Not all homicides crimes: DA Dave Sunday has said that sometimes deaths can be ruled homicides and not result in criminal charges.

Springettsbury Township Police Chief Dan Stump was in a meeting the morning of Friday, March 15, and could not immediately be reached for comment.

He previously has said the investigation indicated Young either was pushed or had a door shut on her, causing her to fall.

Young went into the wrong wing of the facility and into a room similar to her own on Dec. 8, according to the chief.

The room's resident told Young to leave and closed the door on her, police said.

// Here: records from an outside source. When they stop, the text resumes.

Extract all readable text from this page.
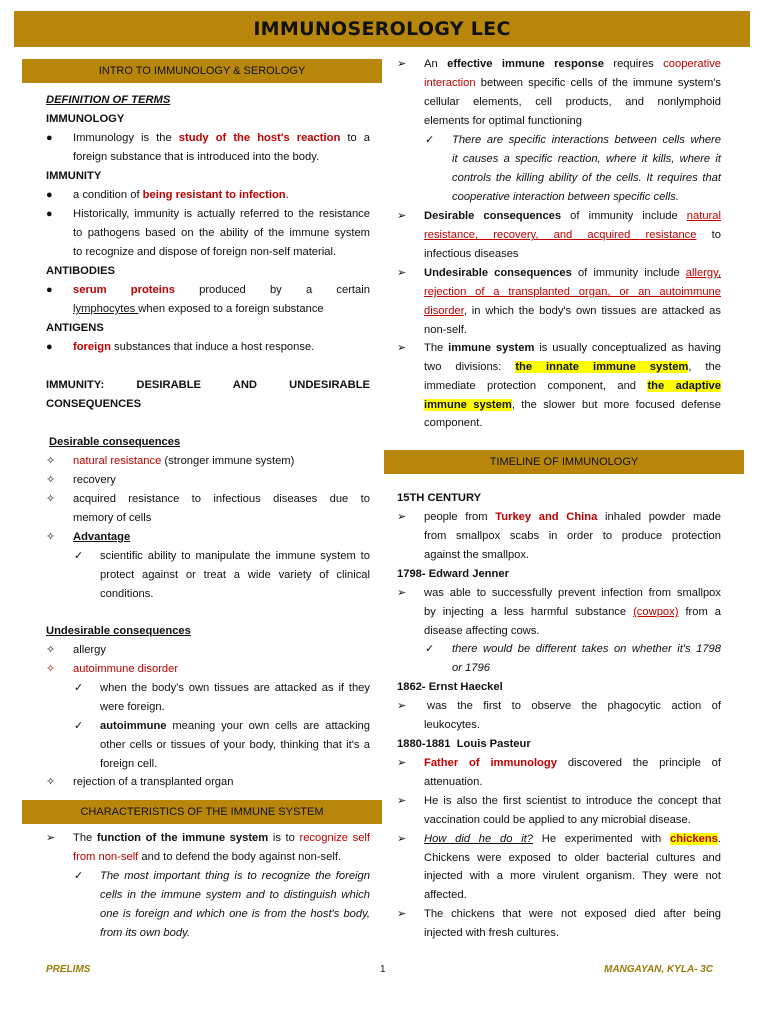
IMMUNOSEROLOGY LEC
INTRO TO IMMUNOLOGY & SEROLOGY
DEFINITION OF TERMS
IMMUNOLOGY
● Immunology is the study of the host's reaction to a
foreign substance that is introduced into the body.
IMMUNITY
● a condition of being resistant to infection.
● Historically, immunity is actually referred to the resistance
to pathogens based on the ability of the immune system
to recognize and dispose of foreign non-self material.
ANTIBODIES
● serum proteins produced by a certain
lymphocytes when exposed to a foreign substance
ANTIGENS
● foreign substances that induce a host response.
IMMUNITY: DESIRABLE AND UNDESIRABLE
CONSEQUENCES
Desirable consequences
✧ natural resistance (stronger immune system)
✧ recovery
✧ acquired resistance to infectious diseases due to
memory of cells
✧ Advantage
✓ scientific ability to manipulate the immune system to
protect against or treat a wide variety of clinical
conditions.
Undesirable consequences
✧ allergy
✧ autoimmune disorder
✓ when the body's own tissues are attacked as if they
were foreign.
✓ autoimmune meaning your own cells are attacking
other cells or tissues of your body, thinking that it's a
foreign cell.
✧ rejection of a transplanted organ
CHARACTERISTICS OF THE IMMUNE SYSTEM
➢ The function of the immune system is to recognize self
from non-self and to defend the body against non-self.
✓ The most important thing is to recognize the foreign
cells in the immune system and to distinguish which
one is foreign and which one is from the host's body,
from its own body.
➢ An effective immune response requires cooperative
interaction between specific cells of the immune system's
cellular elements, cell products, and nonlymphoid
elements for optimal functioning
✓ There are specific interactions between cells where
it causes a specific reaction, where it kills, where it
controls the killing ability of the cells. It requires that
cooperative interaction between specific cells.
➢ Desirable consequences of immunity include natural
resistance, recovery, and acquired resistance to
infectious diseases
➢ Undesirable consequences of immunity include allergy,
rejection of a transplanted organ, or an autoimmune
disorder, in which the body's own tissues are attacked as
non-self.
➢ The immune system is usually conceptualized as having
two divisions: the innate immune system, the
immediate protection component, and the adaptive
immune system, the slower but more focused defense
component.
TIMELINE OF IMMUNOLOGY
15TH CENTURY
➢ people from Turkey and China inhaled powder made
from smallpox scabs in order to produce protection
against the smallpox.
1798- Edward Jenner
➢ was able to successfully prevent infection from smallpox
by injecting a less harmful substance (cowpox) from a
disease affecting cows.
✓ there would be different takes on whether it's 1798
or 1796
1862- Ernst Haeckel
➢ was the first to observe the phagocytic action of
leukocytes.
1880-1881  Louis Pasteur
➢ Father of immunology discovered the principle of
attenuation.
➢ He is also the first scientist to introduce the concept that
vaccination could be applied to any microbial disease.
➢ How did he do it? He experimented with chickens.
Chickens were exposed to older bacterial cultures and
injected with a more virulent organism. They were not
affected.
➢ The chickens that were not exposed died after being
injected with fresh cultures.
PRELIMS	1	MANGAYAN, KYLA- 3C
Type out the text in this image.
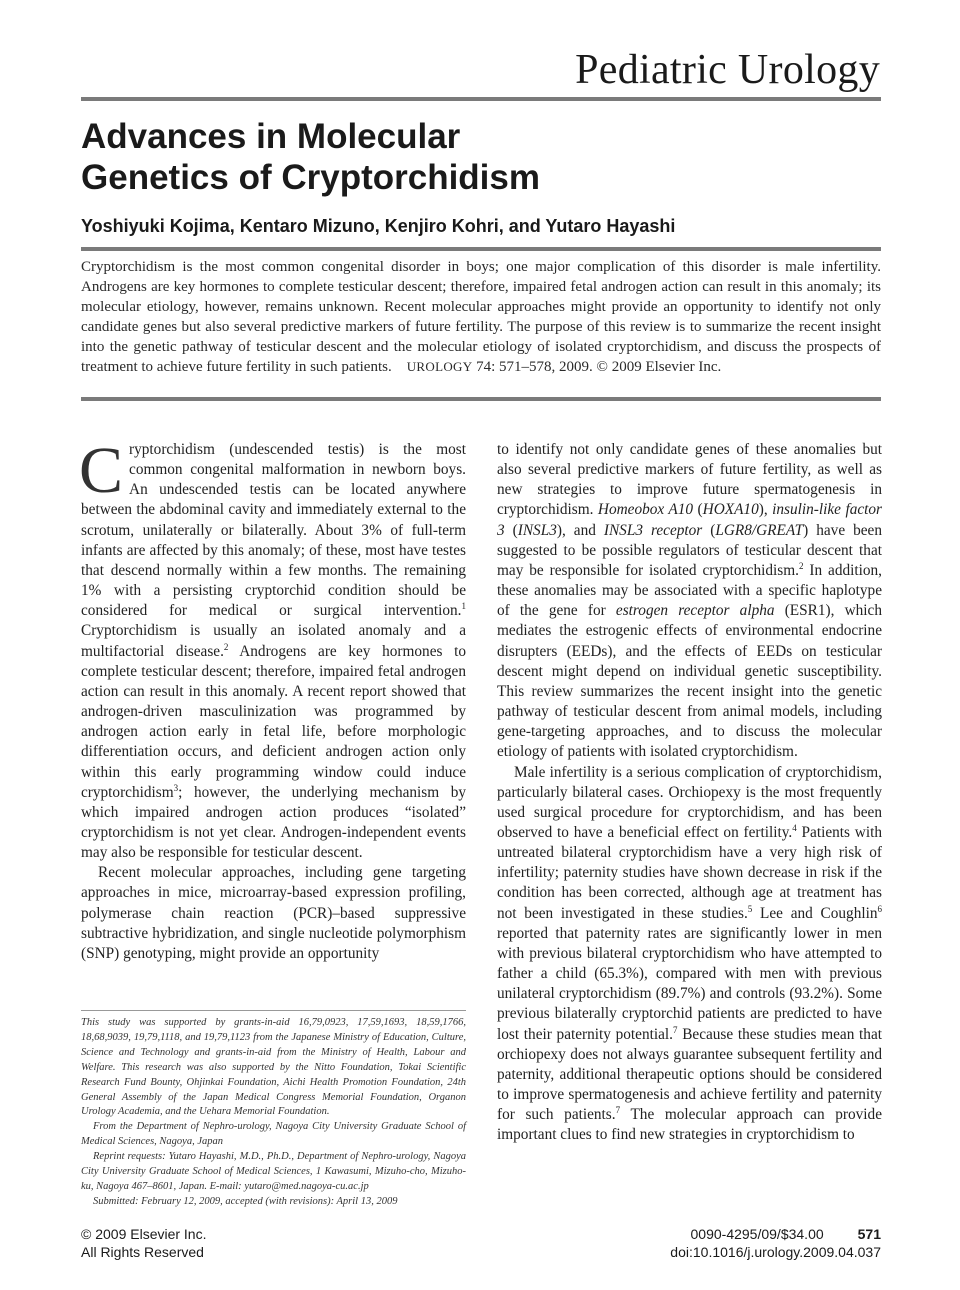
Pediatric Urology
Advances in Molecular
Genetics of Cryptorchidism
Yoshiyuki Kojima, Kentaro Mizuno, Kenjiro Kohri, and Yutaro Hayashi

Cryptorchidism is the most common congenital disorder in boys; one major complication of this disorder is male infertility. Androgens are key hormones to complete testicular descent; therefore, impaired fetal androgen action can result in this anomaly; its molecular etiology, however, remains unknown. Recent molecular approaches might provide an opportunity to identify not only candidate genes but also several predictive markers of future fertility. The purpose of this review is to summarize the recent insight into the genetic pathway of testicular descent and the molecular etiology of isolated cryptorchidism, and discuss the prospects of treatment to achieve future fertility in such patients. UROLOGY 74: 571–578, 2009. © 2009 Elsevier Inc.

Cryptorchidism (undescended testis) is the most common congenital malformation in newborn boys. An undescended testis can be located anywhere between the abdominal cavity and immediately external to the scrotum, unilaterally or bilaterally. About 3% of full-term infants are affected by this anomaly; of these, most have testes that descend normally within a few months. The remaining 1% with a persisting cryptorchid condition should be considered for medical or surgical intervention.$^1$ Cryptorchidism is usually an isolated anomaly and a multifactorial disease.$^2$ Androgens are key hormones to complete testicular descent; therefore, impaired fetal androgen action can result in this anomaly. A recent report showed that androgen-driven masculinization was programmed by androgen action early in fetal life, before morphologic differentiation occurs, and deficient androgen action only within this early programming window could induce cryptorchidism$^3$; however, the underlying mechanism by which impaired androgen action produces “isolated” cryptorchidism is not yet clear. Androgen-independent events may also be responsible for testicular descent.

Recent molecular approaches, including gene targeting approaches in mice, microarray-based expression profiling, polymerase chain reaction (PCR)–based suppressive subtractive hybridization, and single nucleotide polymorphism (SNP) genotyping, might provide an opportunity

to identify not only candidate genes of these anomalies but also several predictive markers of future fertility, as well as new strategies to improve future spermatogenesis in cryptorchidism. Homeobox A10 (HOXA10), insulin-like factor 3 (INSL3), and INSL3 receptor (LGR8/GREAT) have been suggested to be possible regulators of testicular descent that may be responsible for isolated cryptorchidism.$^2$ In addition, these anomalies may be associated with a specific haplotype of the gene for estrogen receptor alpha (ESR1), which mediates the estrogenic effects of environmental endocrine disrupters (EEDs), and the effects of EEDs on testicular descent might depend on individual genetic susceptibility. This review summarizes the recent insight into the genetic pathway of testicular descent from animal models, including gene-targeting approaches, and to discuss the molecular etiology of patients with isolated cryptorchidism.

Male infertility is a serious complication of cryptorchidism, particularly bilateral cases. Orchiopexy is the most frequently used surgical procedure for cryptorchidism, and has been observed to have a beneficial effect on fertility.$^4$ Patients with untreated bilateral cryptorchidism have a very high risk of infertility; paternity studies have shown decrease in risk if the condition has been corrected, although age at treatment has not been investigated in these studies.$^5$ Lee and Coughlin$^6$ reported that paternity rates are significantly lower in men with previous bilateral cryptorchidism who have attempted to father a child (65.3%), compared with men with previous unilateral cryptorchidism (89.7%) and controls (93.2%). Some previous bilaterally cryptorchid patients are predicted to have lost their paternity potential.$^7$ Because these studies mean that orchiopexy does not always guarantee subsequent fertility and paternity, additional therapeutic options should be considered to improve spermatogenesis and achieve fertility and paternity for such patients.$^7$ The molecular approach can provide important clues to find new strategies in cryptorchidism to

This study was supported by grants-in-aid 16,79,0923, 17,59,1693, 18,59,1766, 18,68,9039, 19,79,1118, and 19,79,1123 from the Japanese Ministry of Education, Culture, Science and Technology and grants-in-aid from the Ministry of Health, Labour and Welfare. This research was also supported by the Nitto Foundation, Tokai Scientific Research Fund Bounty, Ohjinkai Foundation, Aichi Health Promotion Foundation, 24th General Assembly of the Japan Medical Congress Memorial Foundation, Organon Urology Academia, and the Uehara Memorial Foundation.

From the Department of Nephro-urology, Nagoya City University Graduate School of Medical Sciences, Nagoya, Japan

Reprint requests: Yutaro Hayashi, M.D., Ph.D., Department of Nephro-urology, Nagoya City University Graduate School of Medical Sciences, 1 Kawasumi, Mizuho-cho, Mizuho-ku, Nagoya 467–8601, Japan. E-mail: yutaro@med.nagoya-cu.ac.jp

Submitted: February 12, 2009, accepted (with revisions): April 13, 2009

© 2009 Elsevier Inc.
All Rights Reserved
0090-4295/09/$34.00 571
doi:10.1016/j.urology.2009.04.037
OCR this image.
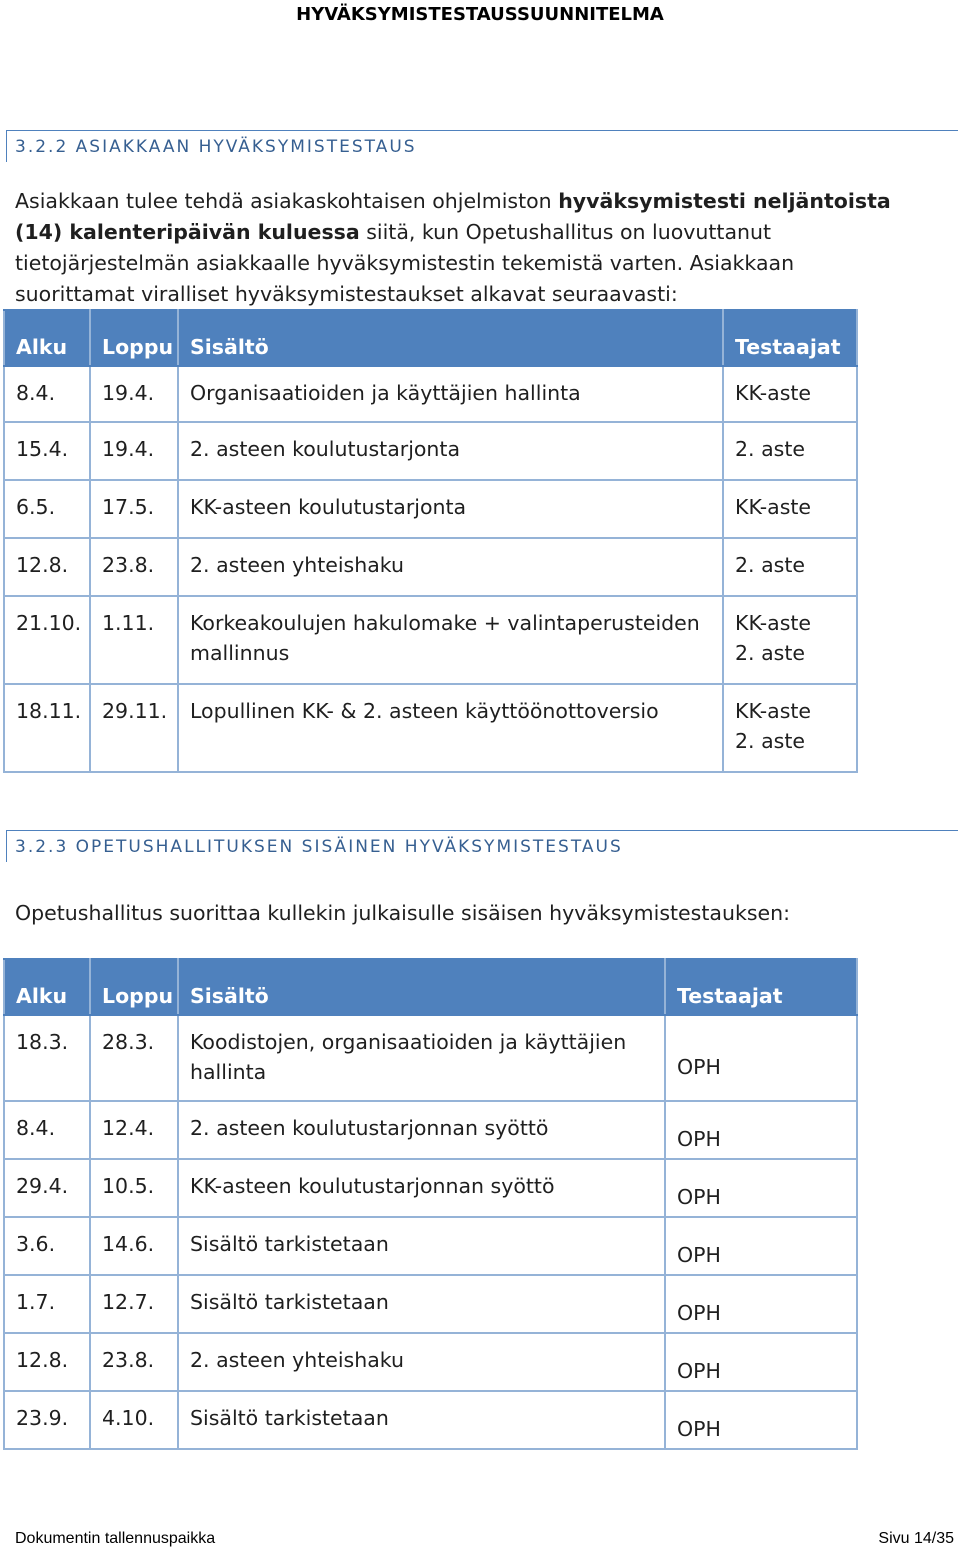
HYVÄKSYMISTESTAUSSUUNNITELMA
3.2.2 ASIAKKAAN HYVÄKSYMISTESTAUS
Asiakkaan tulee tehdä asiakaskohtaisen ohjelmiston hyväksymistesti neljäntoista (14) kalenteripäivän kuluessa siitä, kun Opetushallitus on luovuttanut tietojärjestelmän asiakkaalle hyväksymistestin tekemistä varten. Asiakkaan suorittamat viralliset hyväksymistestaukset alkavat seuraavasti:
Alku	Loppu	Sisältö	Testaajat
8.4.	19.4.	Organisaatioiden ja käyttäjien hallinta	KK-aste
15.4.	19.4.	2. asteen koulutustarjonta	2. aste
6.5.	17.5.	KK-asteen koulutustarjonta	KK-aste
12.8.	23.8.	2. asteen yhteishaku	2. aste
21.10.	1.11.	Korkeakoulujen hakulomake + valintaperusteiden mallinnus	KK-aste
2. aste
18.11.	29.11.	Lopullinen KK- & 2. asteen käyttöönottoversio	KK-aste
2. aste
3.2.3 OPETUSHALLITUKSEN SISÄINEN HYVÄKSYMISTESTAUS
Opetushallitus suorittaa kullekin julkaisulle sisäisen hyväksymistestauksen:
Alku	Loppu	Sisältö	Testaajat
18.3.	28.3.	Koodistojen, organisaatioiden ja käyttäjien hallinta	OPH
8.4.	12.4.	2. asteen koulutustarjonnan syöttö	OPH
29.4.	10.5.	KK-asteen koulutustarjonnan syöttö	OPH
3.6.	14.6.	Sisältö tarkistetaan	OPH
1.7.	12.7.	Sisältö tarkistetaan	OPH
12.8.	23.8.	2. asteen yhteishaku	OPH
23.9.	4.10.	Sisältö tarkistetaan	OPH
Dokumentin tallennuspaikka	Sivu 14/35
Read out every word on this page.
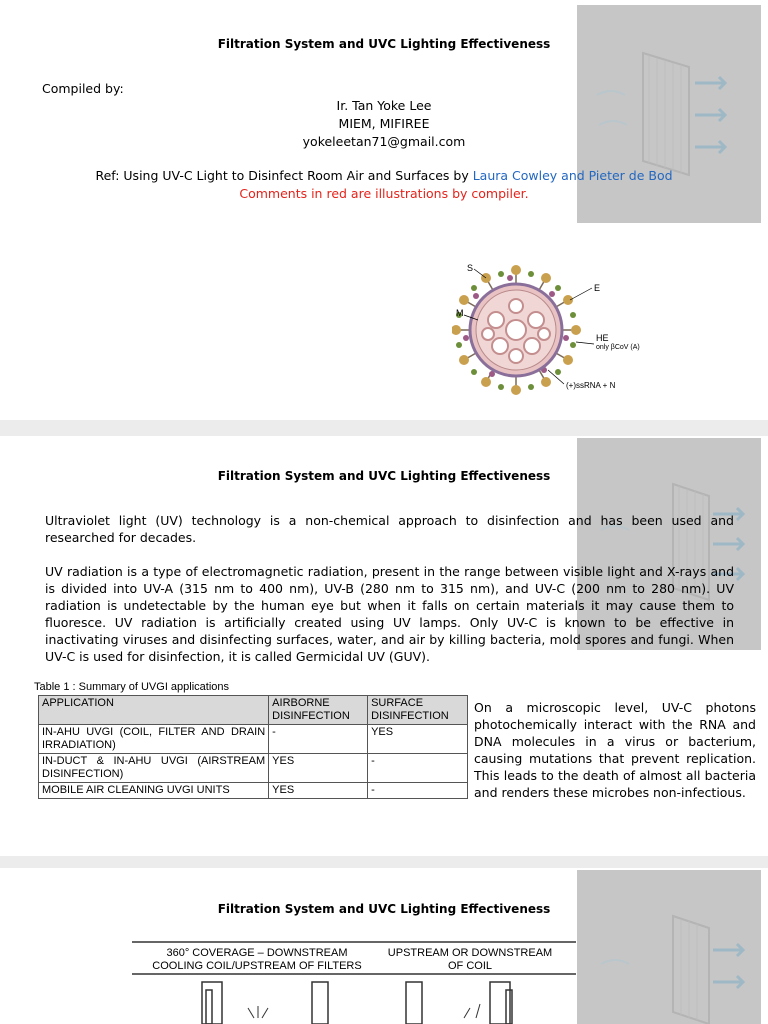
Filtration System and UVC Lighting Effectiveness
Compiled by:
Ir. Tan Yoke Lee
MIEM, MIFIREE
yokeleetan71@gmail.com
Ref: Using UV-C Light to Disinfect Room Air and Surfaces by Laura Cowley and Pieter de Bod
Comments in red are illustrations by compiler.
S
E
M
HE
only βCoV (A)
(+)ssRNA + N
Filtration System and UVC Lighting Effectiveness
Ultraviolet light (UV) technology is a non-chemical approach to disinfection and has been used and researched for decades.
UV radiation is a type of electromagnetic radiation, present in the range between visible light and X-rays and is divided into UV-A (315 nm to 400 nm), UV-B (280 nm to 315 nm), and UV-C (200 nm to 280 nm). UV radiation is undetectable by the human eye but when it falls on certain materials it may cause them to fluoresce. UV radiation is artificially created using UV lamps. Only UV-C is known to be effective in inactivating viruses and disinfecting surfaces, water, and air by killing bacteria, mold spores and fungi. When UV-C is used for disinfection, it is called Germicidal UV (GUV).
Table 1 : Summary of UVGI applications
APPLICATION	AIRBORNE DISINFECTION	SURFACE DISINFECTION
IN-AHU UVGI (COIL, FILTER AND DRAIN IRRADIATION)	-	YES
IN-DUCT & IN-AHU UVGI (AIRSTREAM DISINFECTION)	YES	-
MOBILE AIR CLEANING UVGI UNITS	YES	-
On a microscopic level, UV-C photons photochemically interact with the RNA and DNA molecules in a virus or bacterium, causing mutations that prevent replication. This leads to the death of almost all bacteria and renders these microbes non-infectious.
Filtration System and UVC Lighting Effectiveness
360° COVERAGE – DOWNSTREAM COOLING COIL/UPSTREAM OF FILTERS
UPSTREAM OR DOWNSTREAM OF COIL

When Young fell, she broke her left femur (thigh bone) and her left wrist, according to Gay, who said the injuries left Young bedridden until she died seven days later.

"This investigation is difficult and complicated, considering both people involved suffer from dementia," Stump said at the time.

The chief in December said there was no evidence to suggest Young's fall and subsequent death were intentional.

Young and the other resident didn't have previous run-ins, according to the chief. 

District Attorney Dave Sunday speaks about the investigation into the death of 89-year-old Nancy Young. Young died after an altercation at the Pleasant Acres, according to the coroner's office. John A. Pavoncello photo.

Door slammed: Lisa Sofia, CEO of Premier Healthcare, which now owns the 118 Pleasant Acres Road facility, has said what happened to Young, who suffered from severe dementia, was a result of another resident slamming the door on her.

“This was absolutely, unequivocally unintentional,” she said in December.

Premier Healthcare bought Pleasant Acres from York County in July 2018 for $33.5 million.

According to Sofia, Young went into the wrong room, was told to leave and had the door closed on her.

"It appears that it startled Miss Young, and Miss Young then fell," breaking her hip and wrist, the CEO said.

Sofia said there was no physical contact between the two residents and that the resident who closed the door on Young has no memory of the incident.